Let in a \( \triangle ABC \), the length of the side AC is 6, the vertex B is \( (1, 2, 3) \) and the vertices A, C lie on the line \[ \frac{x - 6}{3} = \frac{y - 7}{2} = \frac{z - 7}{-2}. \] Then the area (in sq. units) of \( \triangle ABC \) is:

• A. 42
• B. 21
• C. 56
• D. 17

Hint:

To find the area of a triangle in 3D, use the formula \( \frac{1}{2} \times \left| \overrightarrow{AB} \times \overrightarrow{AC} \right| \). Ensure that the coordinates are substituted correctly when finding the vectors and computing the cross product.

Answer 1

The Correct Option is B

Step 1: Parametrize the Line Equation

The given equation of the line is:

\( \frac{x - 6}{3} = \frac{y - 7}{2} = \frac{z - 7}{-2}. \)

Let the common ratio be \( t \). Then the coordinates of points \( A \) and \( C \) on the line can be written as:

\( x = 3t + 6, \quad y = 2t + 7, \quad z = -2t + 7. \)

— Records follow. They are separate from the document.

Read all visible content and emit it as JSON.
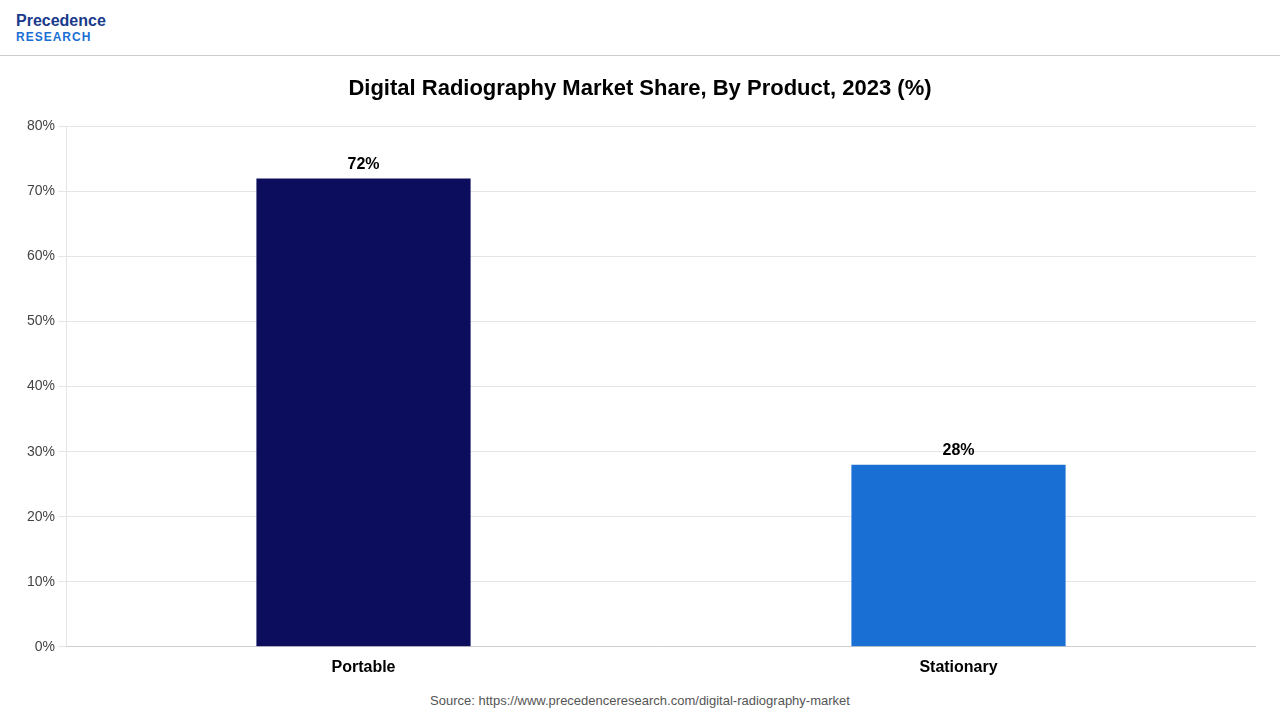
{
  "chart_data": {
    "type": "bar",
    "title": "Digital Radiography Market Share, By Product, 2023 (%)",
    "categories": [
      "Portable",
      "Stationary"
    ],
    "values": [
      72,
      28
    ],
    "value_labels": [
      "72%",
      "28%"
    ],
    "data_labels": true,
    "colors": [
      "#0d0d5e",
      "#1a6fd4"
    ],
    "ylim": [
      0,
      80
    ],
    "yticks": [
      {
        "value": 0,
        "label": "0%"
      },
      {
        "value": 10,
        "label": "10%"
      },
      {
        "value": 20,
        "label": "20%"
      },
      {
        "value": 30,
        "label": "30%"
      },
      {
        "value": 40,
        "label": "40%"
      },
      {
        "value": 50,
        "label": "50%"
      },
      {
        "value": 60,
        "label": "60%"
      },
      {
        "value": 70,
        "label": "70%"
      },
      {
        "value": 80,
        "label": "80%"
      }
    ],
    "grid": true,
    "annotations": [
      "Precedence",
      "RESEARCH",
      "Source: https://www.precedenceresearch.com/digital-radiography-market"
    ]
  }
}
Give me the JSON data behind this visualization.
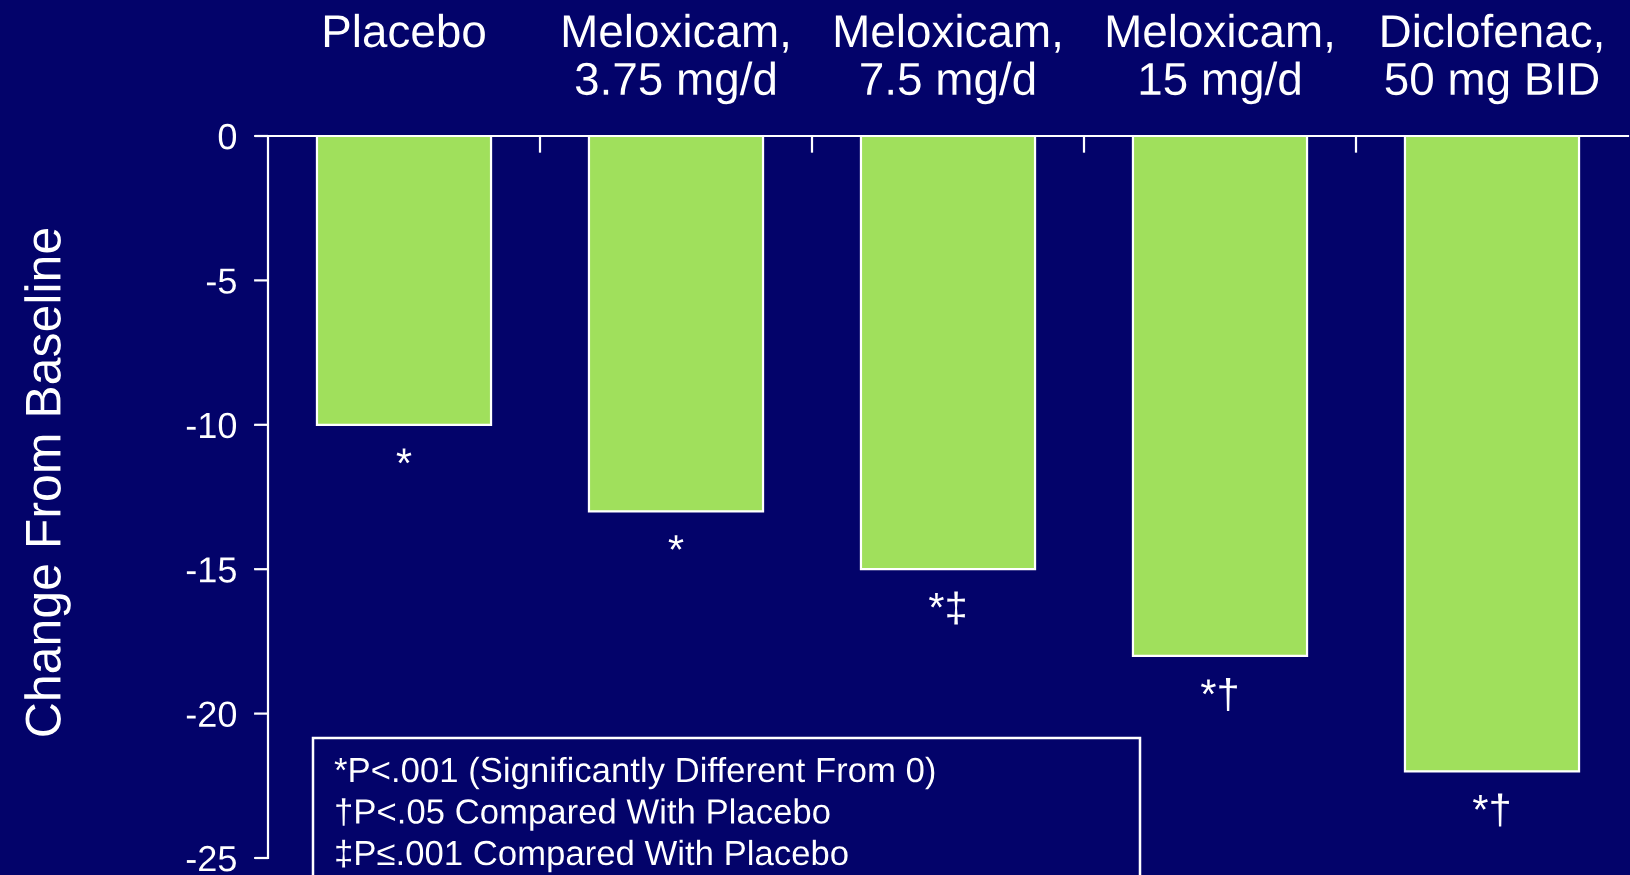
{
  "chart_data": {
    "type": "bar",
    "ylabel": "Change From Baseline",
    "categories": [
      "Placebo",
      "Meloxicam,\n3.75 mg/d",
      "Meloxicam,\n7.5 mg/d",
      "Meloxicam,\n15 mg/d",
      "Diclofenac,\n50 mg BID"
    ],
    "values": [
      -10,
      -13,
      -15,
      -18,
      -22
    ],
    "color": "#a0e05c",
    "ylim": [
      -25,
      0
    ],
    "yticks": [
      0,
      -5,
      -10,
      -15,
      -20,
      -25
    ],
    "annotations": [
      {
        "text": "*",
        "x": "Placebo",
        "y": -10
      },
      {
        "text": "*",
        "x": "Meloxicam,\n3.75 mg/d",
        "y": -13
      },
      {
        "text": "*‡",
        "x": "Meloxicam,\n7.5 mg/d",
        "y": -15
      },
      {
        "text": "*†",
        "x": "Meloxicam,\n15 mg/d",
        "y": -18
      },
      {
        "text": "*†",
        "x": "Diclofenac,\n50 mg BID",
        "y": -22
      },
      "*P<.001 (Significantly Different From 0)",
      "†P<.05 Compared With Placebo",
      "‡P≤.001 Compared With Placebo"
    ]
  }
}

Thus, the coordinates of \( A \) and \( C \) are parametrized as:

\( A(3t + 6, 2t + 7, -2t + 7) \quad \text{and} \quad C(3s + 6, 2s + 7, -2s + 7). \)

Step 2: Find the Vector \( \overrightarrow{AB} \) and \( \overrightarrow{AC} \)

Let \( B(1, 2, 3) \) be the coordinates of point B. Now, the vector \( \overrightarrow{AB} \) is:

\[ \overrightarrow{AB} = (1 - (3t + 6), 2 - (2t + 7), 3 - (-2t + 7)) = (-3t - 5, -2t - 5, 2t - 4). \]

The vector \( \overrightarrow{AC} \) is:

\[ \overrightarrow{AC} = (3s + 6 - (3t + 6), 2s + 7 - (2t + 7), -2s + 7 - (-2t + 7)) = (3(s - t), 2(s - t), -2(s - t)). \]

Step 3: Use the Formula for the Area of a Triangle

The area of triangle \( ABC \) is given by:

\[ \text{Area} = \frac{1}{2} \left| \overrightarrow{AB} \times \overrightarrow{AC} \right|. \]

Now, compute the cross product \( \overrightarrow{AB} \times \overrightarrow{AC} \):

\[ \overrightarrow{AB} \times \overrightarrow{AC} = \begin{vmatrix} \hat{i} & \hat{j} & \hat{k} \\ -3t - 5 & -2t - 5 & 2t - 4 \\ 3(s - t) & 2(s - t) & -2(s - t) \end{vmatrix}. \]

Step 4: Calculate the Determinant and Simplify

After simplifying the determinant, we find the magnitude of the cross product and compute the area. \[ \text{Area} = 21 \, \text{square units}. \]

Answer:

The area of triangle \( ABC \) is 21 square units.